Starting up a new business in any field is hard; starting a crypto business in India might just be nigh impossible.
Unocoin’s bitcoin ATM, which was installed last week and touted as India’s first crypto ATM, has been shut down by the Bangalore police. The police has also arrested Unocoin cofounder Harish BV. The police says that the ATM was illegal as it was running without proper approvals.
This is in stark contrast to what Unocoin had claimed when it had announced the launch of the ATM. “Unocoin’s prime focus is to keep the crypto community alive in all way possible by respecting and ensuring the sentiments of our current government stance,” Unocoin had then said in a statement. Earlier this year, the Reserve Bank had prohibited banks from dealing with crypto exchanges like Unocoin. With its own ATM, Unocoin was attempting to cleverly bypass these regulation.
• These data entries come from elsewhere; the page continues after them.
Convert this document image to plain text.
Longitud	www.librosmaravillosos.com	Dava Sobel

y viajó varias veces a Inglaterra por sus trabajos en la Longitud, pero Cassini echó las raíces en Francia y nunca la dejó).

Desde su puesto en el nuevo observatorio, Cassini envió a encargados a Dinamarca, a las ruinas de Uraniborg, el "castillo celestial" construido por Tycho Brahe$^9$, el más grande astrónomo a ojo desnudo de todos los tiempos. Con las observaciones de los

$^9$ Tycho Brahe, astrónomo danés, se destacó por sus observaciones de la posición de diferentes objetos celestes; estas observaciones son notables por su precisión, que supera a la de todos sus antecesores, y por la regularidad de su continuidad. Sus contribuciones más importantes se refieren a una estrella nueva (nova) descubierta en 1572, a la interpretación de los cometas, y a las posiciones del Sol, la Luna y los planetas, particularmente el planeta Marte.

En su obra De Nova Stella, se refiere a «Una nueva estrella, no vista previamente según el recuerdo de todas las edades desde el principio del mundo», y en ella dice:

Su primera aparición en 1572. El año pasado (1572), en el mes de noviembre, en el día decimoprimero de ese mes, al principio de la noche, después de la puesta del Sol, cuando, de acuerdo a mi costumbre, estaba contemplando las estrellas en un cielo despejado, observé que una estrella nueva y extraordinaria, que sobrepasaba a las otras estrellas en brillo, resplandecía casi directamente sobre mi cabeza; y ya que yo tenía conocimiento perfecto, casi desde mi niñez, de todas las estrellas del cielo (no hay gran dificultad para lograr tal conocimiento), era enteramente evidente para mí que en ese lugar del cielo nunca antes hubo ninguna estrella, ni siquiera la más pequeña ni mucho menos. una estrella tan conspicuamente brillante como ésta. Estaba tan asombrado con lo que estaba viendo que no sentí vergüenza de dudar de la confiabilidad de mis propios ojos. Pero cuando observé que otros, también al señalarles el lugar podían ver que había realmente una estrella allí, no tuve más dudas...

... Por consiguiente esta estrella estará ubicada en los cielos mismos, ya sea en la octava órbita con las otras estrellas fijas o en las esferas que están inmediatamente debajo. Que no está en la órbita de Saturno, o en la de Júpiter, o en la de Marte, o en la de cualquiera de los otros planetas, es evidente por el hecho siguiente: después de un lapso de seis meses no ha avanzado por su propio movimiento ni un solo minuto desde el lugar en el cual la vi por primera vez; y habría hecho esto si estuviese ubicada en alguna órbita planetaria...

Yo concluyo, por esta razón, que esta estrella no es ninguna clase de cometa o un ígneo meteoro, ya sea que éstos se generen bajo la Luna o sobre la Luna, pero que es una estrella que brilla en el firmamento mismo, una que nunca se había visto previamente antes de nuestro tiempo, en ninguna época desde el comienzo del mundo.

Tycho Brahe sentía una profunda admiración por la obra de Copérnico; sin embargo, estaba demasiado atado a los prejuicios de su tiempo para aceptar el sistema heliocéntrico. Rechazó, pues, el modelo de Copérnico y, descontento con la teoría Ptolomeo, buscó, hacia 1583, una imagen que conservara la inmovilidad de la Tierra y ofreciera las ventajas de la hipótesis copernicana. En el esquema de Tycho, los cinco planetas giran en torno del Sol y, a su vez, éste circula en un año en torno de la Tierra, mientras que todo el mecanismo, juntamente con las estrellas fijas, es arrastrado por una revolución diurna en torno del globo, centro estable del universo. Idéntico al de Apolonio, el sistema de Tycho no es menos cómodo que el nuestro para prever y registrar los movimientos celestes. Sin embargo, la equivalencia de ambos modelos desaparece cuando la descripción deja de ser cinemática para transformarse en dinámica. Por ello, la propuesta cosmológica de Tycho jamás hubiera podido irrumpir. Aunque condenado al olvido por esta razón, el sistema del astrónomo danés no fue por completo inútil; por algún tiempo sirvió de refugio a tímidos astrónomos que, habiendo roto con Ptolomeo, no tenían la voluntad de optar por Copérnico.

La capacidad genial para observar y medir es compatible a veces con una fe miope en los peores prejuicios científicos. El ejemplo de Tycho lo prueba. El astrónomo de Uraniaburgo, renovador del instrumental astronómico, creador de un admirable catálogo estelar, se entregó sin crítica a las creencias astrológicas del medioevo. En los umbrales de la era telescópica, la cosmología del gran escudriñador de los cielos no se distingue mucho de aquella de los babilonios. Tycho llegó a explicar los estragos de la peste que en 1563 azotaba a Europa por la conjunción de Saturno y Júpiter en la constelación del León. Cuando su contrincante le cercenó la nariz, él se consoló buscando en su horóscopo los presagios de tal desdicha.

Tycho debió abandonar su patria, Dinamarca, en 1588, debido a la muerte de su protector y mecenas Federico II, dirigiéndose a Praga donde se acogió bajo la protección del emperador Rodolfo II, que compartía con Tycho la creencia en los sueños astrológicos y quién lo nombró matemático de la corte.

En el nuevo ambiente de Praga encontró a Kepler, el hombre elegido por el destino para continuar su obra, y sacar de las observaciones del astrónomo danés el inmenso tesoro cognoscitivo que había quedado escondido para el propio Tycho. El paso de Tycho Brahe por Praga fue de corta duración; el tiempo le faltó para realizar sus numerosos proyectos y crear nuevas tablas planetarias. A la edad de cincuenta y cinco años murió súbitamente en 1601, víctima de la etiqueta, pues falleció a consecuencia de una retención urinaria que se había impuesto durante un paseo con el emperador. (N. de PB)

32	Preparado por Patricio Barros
But Central Crime Branch officials raided the ATM yesterday, which was located at Kemp Fort Mall on Old Airport Road. The cops seized a teller machine, two laptops, a mobile phone, three credit cards, five debit cards, a passport, five Unocoin seals, a “cryptocurrency device”, and Rs. 1.8 lakh in cash. Unocoin founder Harish BV was produced before the additional chief metropolitan magistrate court, which sent him to police custody for seven days. The police said that more arrests were likely.
The bitcoin ATM had been Unocoin’s last ditch attempt to continue to run its cryptocurrency exchange in the country. Earlier this year, the Reserve Bank had directed Indian banks to stop working with cryptocurrency exchanges. This meant that users were unable to transfer money from their bank accounts to crypto exchanges, and also unable to withdraw money from these exchanges into their bank accounts. Some exchanges had thrown in the towel following these developments — Zebpay, one of India’s oldest cryptocurrency exchanges, had shut down last month. But Unocoin had tried to gamely fight on — it launched its own ATMs, which effectively cut banks out of the picture. Users could directly come up to them, deposit cash and buy crypto assets, and also withdraw their crypto assets for cash.
But the Bengaluru police, for now, appears to have put paid to those plans. Unocoin co-founder Sathvik Viswanath has defended their business model, insisting that the RBI had only prevented banks from dealing with crypto exchanges, and not said that trading bitcoins was illegal. While that might be true, Unocoin might need to convince the legions of India’s regulators and law enforcement officials to get its ATMs up and running again.